Self-Portrait
Richard Clague Jr. (1821-1873)
1850
Oil on canvas
Loaned by H. P. Crane
  Baptized in New Orleans at St. Louis Cathedral, Richard Clague Jr. was born at Isle of Man, England. He divided his time between New Orleans and France. His father, a wealthy New Orleans businessman, encouraged his son’s artistic ambitions. Clague studied art in Switzerland with Jean Charles Humbert and in Paris at Ecole des Beaux Arts, as well as in New Orleans with French panorama painter Leon Pomarède. In 1856 he was commissioned by French Emperor Napoleon III to document the Lesseps expedition to Alberia in search of the source of the Nile River.

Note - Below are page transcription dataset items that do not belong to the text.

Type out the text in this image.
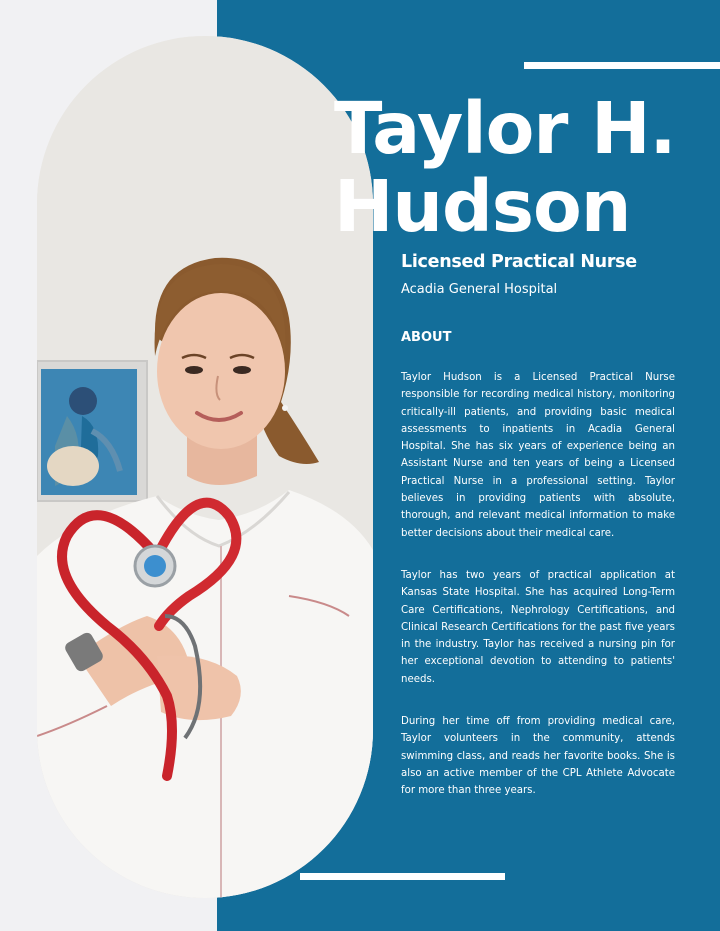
Taylor H.
Hudson

Licensed Practical Nurse

Acadia General Hospital

ABOUT

Taylor Hudson is a Licensed Practical Nurse responsible for recording medical history, monitoring critically-ill patients, and providing basic medical assessments to inpatients in Acadia General Hospital. She has six years of experience being an Assistant Nurse and ten years of being a Licensed Practical Nurse in a professional setting. Taylor believes in providing patients with absolute, thorough, and relevant medical information to make better decisions about their medical care.

Taylor has two years of practical application at Kansas State Hospital. She has acquired Long-Term Care Certifications, Nephrology Certifications, and Clinical Research Certifications for the past five years in the industry. Taylor has received a nursing pin for her exceptional devotion to attending to patients' needs.

During her time off from providing medical care, Taylor volunteers in the community, attends swimming class, and reads her favorite books. She is also an active member of the CPL Athlete Advocate for more than three years.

During the Civil War, Clague served briefly as a commissioned second lieutenant in the Tenth Louisiana Infantry of the Confederate Army. Credited with establishing the Louisiana school of landscape painting, Clague influenced and taught many artists including William Buck, Marshall J. Smith, and E. B. D. Fabrino Julio.

The twenty-nine-year-old Clague was probably at the Ecole des Beaux Arts in Paris when he finished this self-portrait. He dedicated this piece to his grandmother Madame Pierre de la Roche of New Orleans with an inscription in the upper right corner of the canvas which reads, A Ma Chere Grand Mere. The museum has two additional Clague portraits of Dr. Warren Stone, a prestigious Louisiana surgeon and Mrs. Gueynard, a New Orleans matron.